Yayan: Enerji fiyatlarındaki artışlar bizi dünyadan kopardı

Türkiye’nin en önemli üretim ve ihracatçı sektörlerinden çelikte de, düşük talep firmaların mevcut müşteriyle mesaisini artırırken, vardiyaların azaltılmasına neden oldu. Ancak sadece talep düşüklüğü değil yüksek enerji fiyatları da üretimdeki düşüşü artırmış görünüyor. Türkiye Çelik Üreticileri Derneği Genel Sekreteri Veysel Yayan, bu dönemde talep düşüklüğü nedeniyle sektörde firmaların benzer davranışları sergilediğini söylerken, “Enerji fiyatlarındaki artışlar ise bizi dünyadan kopardı” dedi. Yayan, “Talepteki düşüşle paralel bir üretim düşüşü yaşarken, enerji fiyatlarındaki son artışlar nedeniyle daha fazla bir üretim düşüşü yaşar olduk. İhracatımız ekimde yüzde 7 düştü. Üretimde de yüzde 20 düşüş yaşandı. Sektörün son ay kapasite kullanım oranı yüzde 59,7 oldu. Belirli kuruluşların vardiya sayısını azalttığını ya da duruşa geçtiğini görüyoruz. Entegre tesisler ise duramadığı için üretim seviyesini azaltarak bu zor günleri geçirmeye çalışıyor” şeklinde konuştu.

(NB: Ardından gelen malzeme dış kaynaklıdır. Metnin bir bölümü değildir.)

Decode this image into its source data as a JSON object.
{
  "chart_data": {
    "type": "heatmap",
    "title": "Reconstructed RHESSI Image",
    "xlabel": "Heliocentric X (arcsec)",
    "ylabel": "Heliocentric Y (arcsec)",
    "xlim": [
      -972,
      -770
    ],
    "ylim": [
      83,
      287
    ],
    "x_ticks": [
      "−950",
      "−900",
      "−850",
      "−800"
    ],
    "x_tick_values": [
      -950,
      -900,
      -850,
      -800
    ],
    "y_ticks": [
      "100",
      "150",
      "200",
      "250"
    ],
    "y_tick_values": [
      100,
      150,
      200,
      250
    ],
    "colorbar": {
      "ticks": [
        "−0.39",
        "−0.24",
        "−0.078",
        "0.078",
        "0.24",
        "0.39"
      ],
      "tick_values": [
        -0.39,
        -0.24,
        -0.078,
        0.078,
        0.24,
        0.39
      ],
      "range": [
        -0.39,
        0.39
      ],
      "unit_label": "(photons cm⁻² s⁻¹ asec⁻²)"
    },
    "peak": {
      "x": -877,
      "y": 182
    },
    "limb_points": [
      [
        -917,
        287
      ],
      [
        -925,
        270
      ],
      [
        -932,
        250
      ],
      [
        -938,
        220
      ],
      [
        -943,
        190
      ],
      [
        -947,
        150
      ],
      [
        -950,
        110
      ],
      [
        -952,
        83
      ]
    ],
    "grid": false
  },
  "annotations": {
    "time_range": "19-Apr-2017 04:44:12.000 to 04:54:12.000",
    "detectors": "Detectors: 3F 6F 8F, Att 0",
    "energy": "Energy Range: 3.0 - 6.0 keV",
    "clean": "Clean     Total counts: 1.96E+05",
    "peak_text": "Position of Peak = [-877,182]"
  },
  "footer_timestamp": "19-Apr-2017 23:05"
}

Önel: Herkes birbirinin fiyatını kırıyor

İhracatçıların iç piyasaya dönüşünün içeride dengeleri nasıl etkilediğini, İstanbul Tüccarlar Kulübü Başkanı İlker Önel detaylandırarak anlattı. Yeni siparişlerde görülen ciddi azalma karşısında ihracata çalışanların bir kısmının iç piyasaya yönelmeye başladığını kaydeden Önel, “Bu da içeride fiyat rekabetini artırdı. Herkes birbirinin fiyatının kırıyor. Yurtdışında da bu böyle ama şu sıralar içeride bunu daha fazla hissediyoruz. Firmalar kar marjlarından fedakarlık etmeye başladılar. Bunun da bilançolarda son çeyrekte negatif etkisi olacaktır” dedi. Bunun yanında içeride açılan çok fazla yeni şirket olmadığına değinen Önel, “Böyle olunca herkes mevcut müşterileri üzerinden gidiyor. 3-4 aydır çok sipariş gelmediği için geçmiş stoklar erimeye başladı. Zamanında teslimler başladı. Buna karşın herkes sezona göre normalde olandan daha az çalışıyor” diye konuştu.